- Let \(Y\in \mathbb R^{n\times p}\) be rank-\(p\) with SVD \(Y= U D V^\top\), so that \(U^\top U = V^\top V = I_p\).
- show that \(v_k\) is an eigenvector of \(Y^\top Y\), and give the corresponding eigenvalue;
- show that \(u_k\) is an eigenvector of \(YY^\top\), and give the corresponding eigenvalue;
- Show that \(Y v_k = d_k u_k\) and \(Y^\top u_k = d_k v_k\).
- Let \(M_k = d_k u_k v_k^\top\), so that \(Y=\sum_k M_k\).
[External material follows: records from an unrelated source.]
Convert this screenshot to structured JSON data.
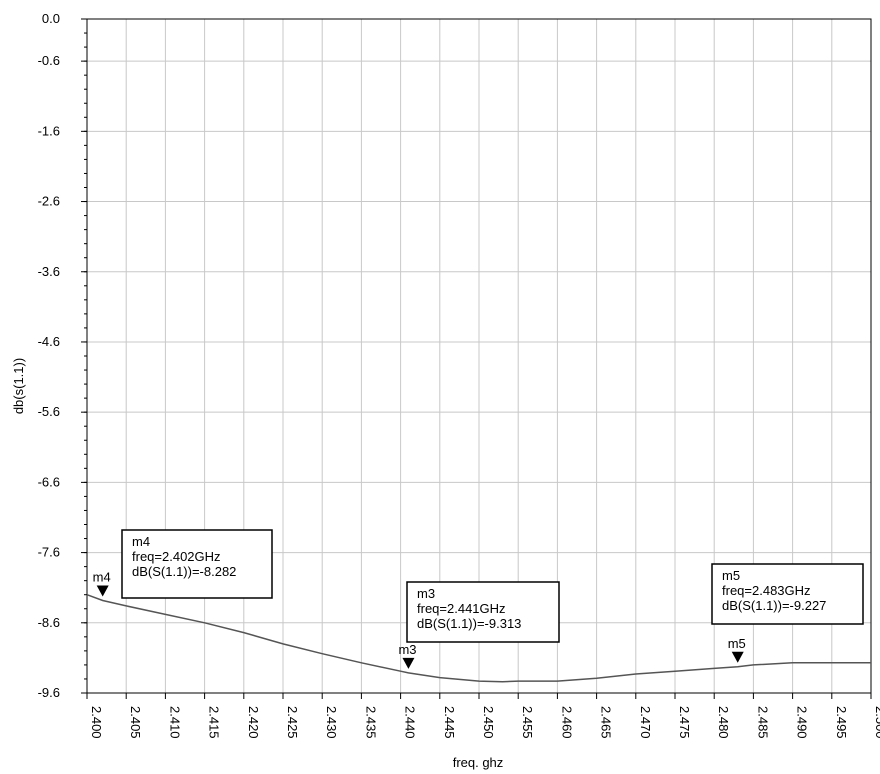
{
  "chart_data": {
    "type": "line",
    "title": "",
    "xlabel": "freq. ghz",
    "ylabel": "db(s(1.1))",
    "xlim": [
      2.4,
      2.5
    ],
    "ylim": [
      -9.6,
      0.0
    ],
    "grid": true,
    "x_ticks": [
      "2.400",
      "2.405",
      "2.410",
      "2.415",
      "2.420",
      "2.425",
      "2.430",
      "2.435",
      "2.440",
      "2.445",
      "2.450",
      "2.455",
      "2.460",
      "2.465",
      "2.470",
      "2.475",
      "2.480",
      "2.485",
      "2.490",
      "2.495",
      "2.500"
    ],
    "y_ticks": [
      "0.0",
      "-0.6",
      "-1.6",
      "-2.6",
      "-3.6",
      "-4.6",
      "-5.6",
      "-6.6",
      "-7.6",
      "-8.6",
      "-9.6"
    ],
    "y_tick_values": [
      0.0,
      -0.6,
      -1.6,
      -2.6,
      -3.6,
      -4.6,
      -5.6,
      -6.6,
      -7.6,
      -8.6,
      -9.6
    ],
    "series": [
      {
        "color": "#555555",
        "x": [
          2.4,
          2.402,
          2.405,
          2.41,
          2.415,
          2.42,
          2.425,
          2.43,
          2.435,
          2.44,
          2.441,
          2.445,
          2.45,
          2.453,
          2.455,
          2.46,
          2.465,
          2.47,
          2.475,
          2.48,
          2.483,
          2.485,
          2.49,
          2.495,
          2.5
        ],
        "y": [
          -8.2,
          -8.282,
          -8.36,
          -8.48,
          -8.6,
          -8.74,
          -8.9,
          -9.04,
          -9.17,
          -9.29,
          -9.313,
          -9.38,
          -9.43,
          -9.44,
          -9.43,
          -9.43,
          -9.39,
          -9.33,
          -9.29,
          -9.25,
          -9.227,
          -9.2,
          -9.17,
          -9.17,
          -9.17
        ]
      }
    ],
    "markers": [
      {
        "id": "m4",
        "freq": 2.402,
        "value": -8.282,
        "lines": [
          "m4",
          "freq=2.402GHz",
          "dB(S(1.1))=-8.282"
        ]
      },
      {
        "id": "m3",
        "freq": 2.441,
        "value": -9.313,
        "lines": [
          "m3",
          "freq=2.441GHz",
          "dB(S(1.1))=-9.313"
        ]
      },
      {
        "id": "m5",
        "freq": 2.483,
        "value": -9.227,
        "lines": [
          "m5",
          "freq=2.483GHz",
          "dB(S(1.1))=-9.227"
        ]
      }
    ]
  }
}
Show that tr\((M_k^\top M_{k'}) = d_k^2\) if \(k=k'\) and is zero otherwise.
- Kernel exercises: Let \(k_1\) and \(k_2\) be two positive definite kernel functions such that \(k_j(y,y') = \phi_j(y)^\top \phi_j(y')\), \(\phi_j:\mathcal Y \rightarrow \mathbb R^{m_j}\), \(j\in \{1,2\}\).
- Show that sums of kernels are kernels, that is, \(a_1k_1 + a_2 k_2\) is a positive definite kernel function if \(a_1,a_2\) are nonnegative.
- Show that products of kernels are kernels, that is, \(k_{12} = k_1 \times k_2\) is a positive definite kernel function.
- The dataset
pendigits.rds
is an 8 x 2 x 1000 matrix, corresponding to 1000 data points, each data point being an 8 x 2 matrix. The matrix represents, in time order, pen locations on a writing tablet while someone was writing a numerical digit. For example, the following code loads the data and plots one observation of a written 8
:
Y<-readRDS("pendigits.rds")
plot(Y[,,12],type="l")
dimnames(Y)[[3]][12]
- Compute the first eight linear principal components and plot them, for example plotting the 1st versus 2nd in one figure, 3rd versus 4th in a second figure, etc. Use colors and plotting characters to identify which digits correspond to which points on your plots. Also plot the cumulative fraction of variance explained as a function of the number of components.
- Now obtain the first eight kernel principal components using the kernel function \(k(x,y)= exp(-\gamma || x-y||^2)\) and make the same plots as in a. Do this for each value of \(\gamma\in \{ 10^{-5},10^{-4}, 10^{-3} \}\). Compare to each other and to the linear principal components. Discuss the use of kernel PCA for dimension reduction for these data.
- Can you think of some other kernel function that might be more appropriate for these data?
- Consider again the kernel \(k(x,y)= exp(-\gamma || x-y||^2)\) from the previous problem. Compare mathematically the linear PCs to the kernel PCs obtained from \(CKC\), in the limit as \(\gamma \rightarrow 0\).